No one, he has said, should expect him to leave office.

“There will definitely be political changes … but no change of power in Belarus,” he told reporters in Moscow last week.

The agreement, signed in Moscow Dec. 9, signals that Minsk can continue to refine cheap Russian oil and sell it to Europe at a profit. The practice has long lubricated Belarus’ economy and allowed Lukashenko to leave much of it unreformed and offering Soviet-style state handouts.

“Russia will continue to invest in President Lukashenko because there is no danger of a color revolution with him,” Sergei Markov, a State Duma deputy with United Russia, said to The Moscow Times.

Both Russia and the International Monetary Fund have injected millions of dollars into Belarus, sending its foreign debt soaring. Minsk owed some US$25.6 billion in October, while foreign currency reserves stood at just US$2.8 billion on Dec. 1, according to the Belarussian central bank.

According to the documents published in WikiLeaks, Lukashenko is the richest man of Belarus. His personal worth is amounted to US$9 billion.

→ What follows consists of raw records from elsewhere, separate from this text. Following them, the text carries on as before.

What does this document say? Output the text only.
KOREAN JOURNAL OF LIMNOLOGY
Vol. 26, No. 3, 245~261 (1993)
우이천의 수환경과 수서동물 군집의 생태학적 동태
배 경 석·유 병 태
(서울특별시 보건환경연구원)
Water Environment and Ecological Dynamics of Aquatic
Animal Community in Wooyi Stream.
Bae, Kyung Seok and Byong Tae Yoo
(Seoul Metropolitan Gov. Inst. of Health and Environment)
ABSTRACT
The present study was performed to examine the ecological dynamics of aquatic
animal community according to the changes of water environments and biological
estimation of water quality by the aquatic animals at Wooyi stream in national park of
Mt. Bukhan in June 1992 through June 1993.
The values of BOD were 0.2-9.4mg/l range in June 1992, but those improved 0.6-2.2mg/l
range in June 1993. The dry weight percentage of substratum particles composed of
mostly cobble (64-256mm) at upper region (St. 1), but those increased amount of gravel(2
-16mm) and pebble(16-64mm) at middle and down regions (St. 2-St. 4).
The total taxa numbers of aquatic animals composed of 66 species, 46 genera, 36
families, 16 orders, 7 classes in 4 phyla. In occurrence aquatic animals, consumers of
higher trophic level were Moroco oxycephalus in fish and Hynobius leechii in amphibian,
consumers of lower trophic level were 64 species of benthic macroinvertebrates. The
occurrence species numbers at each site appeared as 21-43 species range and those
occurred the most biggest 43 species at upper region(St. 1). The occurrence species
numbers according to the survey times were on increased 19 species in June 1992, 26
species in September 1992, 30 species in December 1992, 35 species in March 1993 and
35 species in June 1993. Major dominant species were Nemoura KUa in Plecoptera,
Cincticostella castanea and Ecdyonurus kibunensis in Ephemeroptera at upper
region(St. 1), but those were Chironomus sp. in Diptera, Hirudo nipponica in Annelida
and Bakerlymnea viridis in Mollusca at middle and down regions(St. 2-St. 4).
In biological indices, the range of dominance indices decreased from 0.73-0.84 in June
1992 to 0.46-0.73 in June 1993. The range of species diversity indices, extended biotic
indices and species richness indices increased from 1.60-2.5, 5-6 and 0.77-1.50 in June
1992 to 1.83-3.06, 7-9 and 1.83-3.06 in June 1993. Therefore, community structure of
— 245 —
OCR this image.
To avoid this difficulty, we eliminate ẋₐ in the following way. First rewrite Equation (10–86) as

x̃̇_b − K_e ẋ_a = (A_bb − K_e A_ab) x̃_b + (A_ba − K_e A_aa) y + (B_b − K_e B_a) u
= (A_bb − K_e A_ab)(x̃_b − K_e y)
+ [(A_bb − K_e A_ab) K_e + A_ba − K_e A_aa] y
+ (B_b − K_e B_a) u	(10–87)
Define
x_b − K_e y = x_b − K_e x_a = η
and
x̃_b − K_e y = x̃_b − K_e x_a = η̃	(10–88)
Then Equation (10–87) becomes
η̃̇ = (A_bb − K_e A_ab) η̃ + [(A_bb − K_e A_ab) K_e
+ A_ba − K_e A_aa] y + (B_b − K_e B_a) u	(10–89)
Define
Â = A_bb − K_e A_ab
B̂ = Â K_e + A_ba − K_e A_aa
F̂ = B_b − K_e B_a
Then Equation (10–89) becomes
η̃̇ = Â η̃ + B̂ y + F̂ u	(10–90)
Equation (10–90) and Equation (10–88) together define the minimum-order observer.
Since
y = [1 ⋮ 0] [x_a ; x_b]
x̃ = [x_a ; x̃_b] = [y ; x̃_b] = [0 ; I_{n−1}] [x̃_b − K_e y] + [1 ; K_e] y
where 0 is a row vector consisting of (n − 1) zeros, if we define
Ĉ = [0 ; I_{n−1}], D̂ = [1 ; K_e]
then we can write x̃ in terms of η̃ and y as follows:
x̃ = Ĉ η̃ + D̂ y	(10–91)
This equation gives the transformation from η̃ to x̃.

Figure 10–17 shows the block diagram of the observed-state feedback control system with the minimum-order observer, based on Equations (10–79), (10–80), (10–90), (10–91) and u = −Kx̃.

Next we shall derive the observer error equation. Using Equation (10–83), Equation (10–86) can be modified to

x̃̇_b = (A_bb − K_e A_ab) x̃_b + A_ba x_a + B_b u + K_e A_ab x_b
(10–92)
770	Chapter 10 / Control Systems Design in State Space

The Economist Intelligence Unit’s Democracy Index 2010, released earlier this week, identified Belarus as an “authoritarian regime,” ranking it at 130, sandwiched between Gambia and Angola.

By comparison, the same report characterized Russia as a “hybrid regime” and ranked the country at 107, above Nepal but below Kyrgyzstan.

The OSCE had said on Sunday that the election already appeared “better” than in 2006.

The European Union has dangled the prospect of financial aid if Sunday’s vote is deemed fair. The EU will be watching carefully the verdict on Monday of the Organization for Security and Cooperation in Europe, which has fielded a small army of election monitors across the country.

The current Belarusian economic model, governed by annual and five-year plans “becomes non-competitive even in post-Soviet countries,” RIA Novosti quoted IMF representative in Belarus Natalia Kolyadina as saying.